More about the autumn cardigan

Garment ideas continued: I noticed someone on Ravelry had done a combination of stranded work with twisted stitches--it wasn't finished then, but it is now, so you should check out prairiespinner's ithilien brocade jacket.

Hers is a more complex interweaving of technique, and her reverse bands are norwegian knots. But as I pondered the project, I was also exploring more Bavarian twisted stitches, even completing a pair of Bayerishes socks, though they made my hands ache (getting gauge with the wool, which I didn't like anyway, required constant and severe tension on top of twisted stitches.
Of course, I'm not entirely happy with the other idea--expanding on Ruth's original hidden button band to create the illusion of an under sweater and a jacket. I went back and forth on the neck band of this, in fact ripping it out several times. I ended up with the straight neck mostly by default--I was running out of the orange-red and didn't want to fade into red-red. I think my ideal remake actually has a curved neck for the red-orange part, that way the green line at the top could echo the curves of the vines at the front.

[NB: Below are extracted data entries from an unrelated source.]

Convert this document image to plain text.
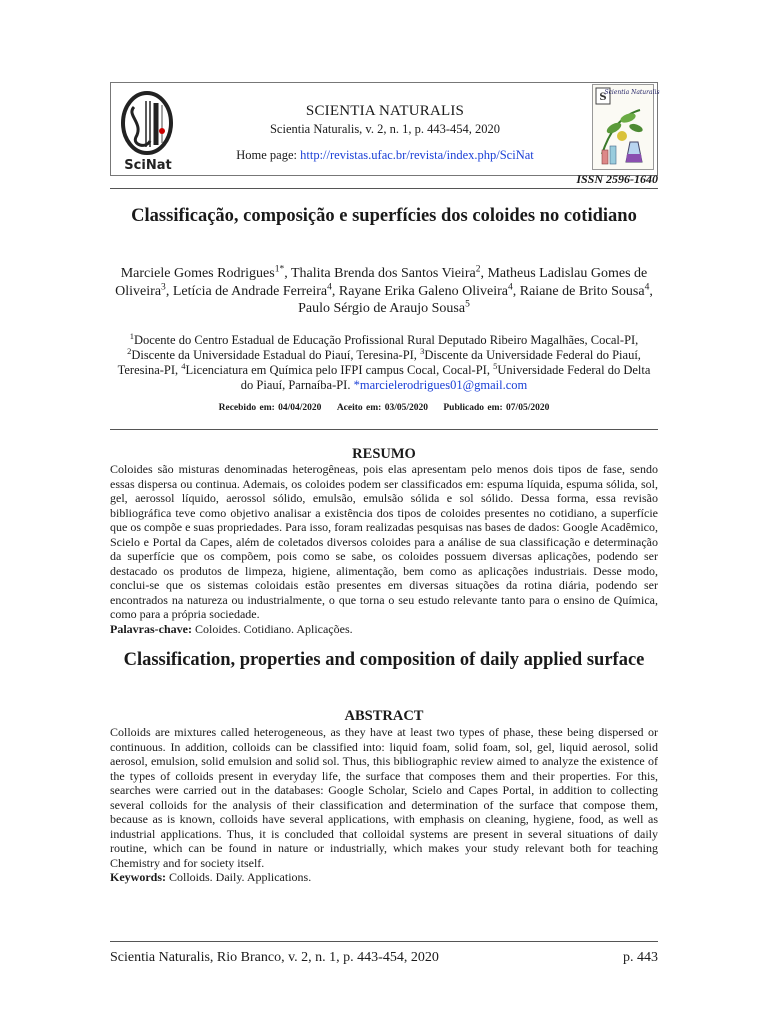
SciNat
SCIENTIA NATURALIS
Scientia Naturalis, v. 2, n. 1, p. 443-454, 2020
Home page: http://revistas.ufac.br/revista/index.php/SciNat
S
Scientia Naturalis
ISSN 2596-1640
Classificação, composição e superfícies dos coloides no cotidiano
Marciele Gomes Rodrigues$^{1*}$, Thalita Brenda dos Santos Vieira$^2$, Matheus Ladislau Gomes de Oliveira$^3$, Letícia de Andrade Ferreira$^4$, Rayane Erika Galeno Oliveira$^4$, Raiane de Brito Sousa$^4$, Paulo Sérgio de Araujo Sousa$^5$
$^1$Docente do Centro Estadual de Educação Profissional Rural Deputado Ribeiro Magalhães, Cocal-PI, $^2$Discente da Universidade Estadual do Piauí, Teresina-PI, $^3$Discente da Universidade Federal do Piauí, Teresina-PI, $^4$Licenciatura em Química pelo IFPI campus Cocal, Cocal-PI, $^5$Universidade Federal do Delta do Piauí, Parnaíba-PI. *marcielerodrigues01@gmail.com
Recebido em: 04/04/2020 Aceito em: 03/05/2020 Publicado em: 07/05/2020
RESUMO

Coloides são misturas denominadas heterogêneas, pois elas apresentam pelo menos dois tipos de fase, sendo essas dispersa ou continua. Ademais, os coloides podem ser classificados em: espuma líquida, espuma sólida, sol, gel, aerossol líquido, aerossol sólido, emulsão, emulsão sólida e sol sólido. Dessa forma, essa revisão bibliográfica teve como objetivo analisar a existência dos tipos de coloides presentes no cotidiano, a superfície que os compõe e suas propriedades. Para isso, foram realizadas pesquisas nas bases de dados: Google Acadêmico, Scielo e Portal da Capes, além de coletados diversos coloides para a análise de sua classificação e determinação da superfície que os compõem, pois como se sabe, os coloides possuem diversas aplicações, podendo ser destacado os produtos de limpeza, higiene, alimentação, bem como as aplicações industriais. Desse modo, conclui-se que os sistemas coloidais estão presentes em diversas situações da rotina diária, podendo ser encontrados na natureza ou industrialmente, o que torna o seu estudo relevante tanto para o ensino de Química, como para a própria sociedade.

Palavras-chave: Coloides. Cotidiano. Aplicações.

Classification, properties and composition of daily applied surface
ABSTRACT

Colloids are mixtures called heterogeneous, as they have at least two types of phase, these being dispersed or continuous. In addition, colloids can be classified into: liquid foam, solid foam, sol, gel, liquid aerosol, solid aerosol, emulsion, solid emulsion and solid sol. Thus, this bibliographic review aimed to analyze the existence of the types of colloids present in everyday life, the surface that composes them and their properties. For this, searches were carried out in the databases: Google Scholar, Scielo and Capes Portal, in addition to collecting several colloids for the analysis of their classification and determination of the surface that compose them, because as is known, colloids have several applications, with emphasis on cleaning, hygiene, food, as well as industrial applications. Thus, it is concluded that colloidal systems are present in several situations of daily routine, which can be found in nature or industrially, which makes your study relevant both for teaching Chemistry and for society itself.

Keywords: Colloids. Daily. Applications.

Scientia Naturalis, Rio Branco, v. 2, n. 1, p. 443-454, 2020	p. 443
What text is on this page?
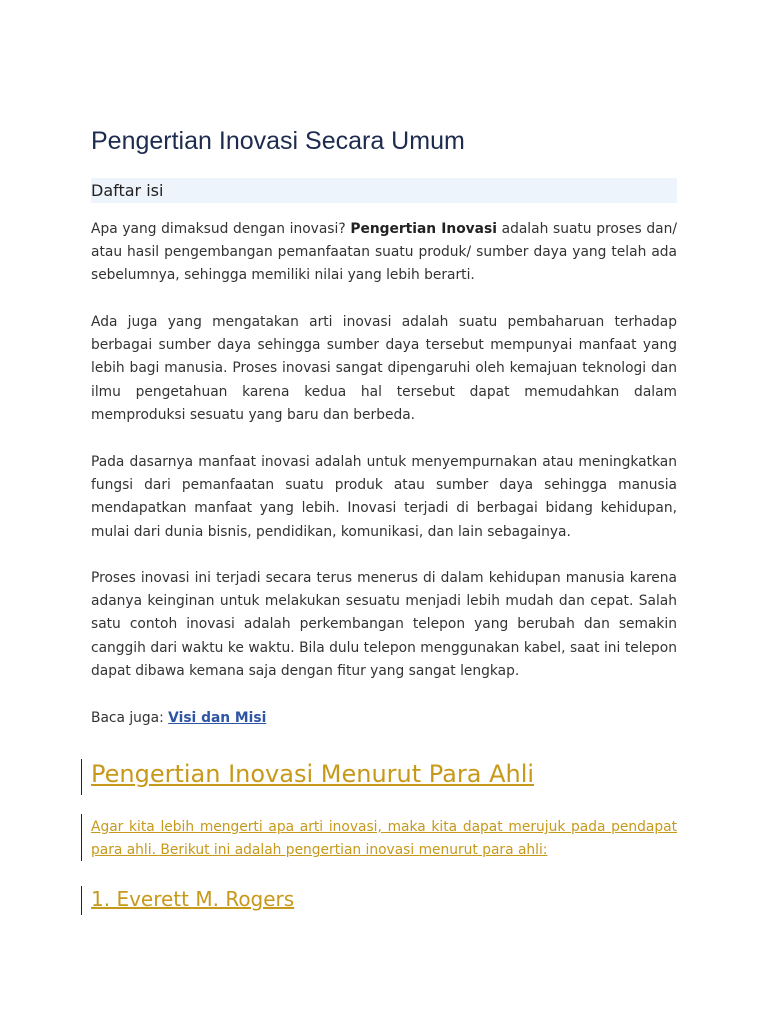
Pengertian Inovasi Secara Umum
Daftar isi

Apa yang dimaksud dengan inovasi? Pengertian Inovasi adalah suatu proses dan/ atau hasil pengembangan pemanfaatan suatu produk/ sumber daya yang telah ada sebelumnya, sehingga memiliki nilai yang lebih berarti.

Ada juga yang mengatakan arti inovasi adalah suatu pembaharuan terhadap berbagai sumber daya sehingga sumber daya tersebut mempunyai manfaat yang lebih bagi manusia. Proses inovasi sangat dipengaruhi oleh kemajuan teknologi dan ilmu pengetahuan karena kedua hal tersebut dapat memudahkan dalam memproduksi sesuatu yang baru dan berbeda.

Pada dasarnya manfaat inovasi adalah untuk menyempurnakan atau meningkatkan fungsi dari pemanfaatan suatu produk atau sumber daya sehingga manusia mendapatkan manfaat yang lebih. Inovasi terjadi di berbagai bidang kehidupan, mulai dari dunia bisnis, pendidikan, komunikasi, dan lain sebagainya.

Proses inovasi ini terjadi secara terus menerus di dalam kehidupan manusia karena adanya keinginan untuk melakukan sesuatu menjadi lebih mudah dan cepat. Salah satu contoh inovasi adalah perkembangan telepon yang berubah dan semakin canggih dari waktu ke waktu. Bila dulu telepon menggunakan kabel, saat ini telepon dapat dibawa kemana saja dengan fitur yang sangat lengkap.

Baca juga: Visi dan Misi

Pengertian Inovasi Menurut Para Ahli

Agar kita lebih mengerti apa arti inovasi, maka kita dapat merujuk pada pendapat para ahli. Berikut ini adalah pengertian inovasi menurut para ahli:

1. Everett M. Rogers
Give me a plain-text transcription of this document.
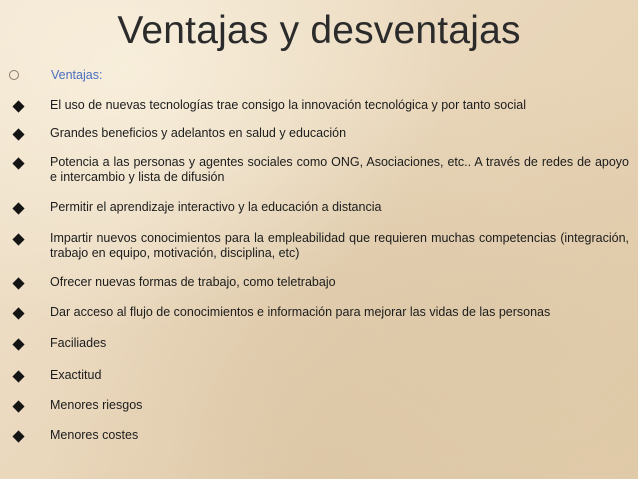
Ventajas y desventajas
Ventajas:
El uso de nuevas tecnologías trae consigo la innovación tecnológica y por tanto social
Grandes beneficios y adelantos en salud y educación
Potencia a las personas y agentes sociales como ONG, Asociaciones, etc.. A través de redes de apoyo e intercambio y lista de difusión
Permitir el aprendizaje interactivo y la educación a distancia
Impartir nuevos conocimientos para la empleabilidad que requieren muchas competencias (integración, trabajo en equipo, motivación, disciplina, etc)
Ofrecer nuevas formas de trabajo, como teletrabajo
Dar acceso al flujo de conocimientos e información para mejorar las vidas de las personas
Faciliades
Exactitud
Menores riesgos
Menores costes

More on the making of this monster:
Today, I'm just writing about the debates of the button band (there were debates on other parts as well.
Problems with a button band that is twisted stitch on top of stockinette, which is the look I prefer--it rolls to an absurd degree. You've just combined two forces of rolling. So it's going to need a hem of some sort--wide at least and perhaps full lining.
And then, you have the problem of color migration in the kauni yarn. I had decided to go with the orange-to-red against the dark teal, and of course, that's one of the shortest migrations in the yarn.
I did the i-cord first, because I was already obsessed with this and it gave me more time to think (though that ended up being a mistake for the sleeves, oh well).
One option I considered was making each band separately, either back and forth, or, seriously, in the round (a full hem achieved just by steaming, and no seaming, rah). I wondered how I put do pick ups to attach the band to the sweater while knitting in the round, but I figured I'd figure it out. I also considered double knitting each one separately, but the misery of doing twisted stitches in double knitting put that one out of my head.
As you see from the picture, I chose the path that seemed to offer the least resistance. That is, picking up on both sides every row, knitting back and forth, and including a large steek that would become two hems. It seemed to offer more hope for color symmetry than knitting each band separately, and while doing twisted stitches on the back side of the fabric isn't my favorite task, I have done so many picked up bands that at least it wouldn't bother me.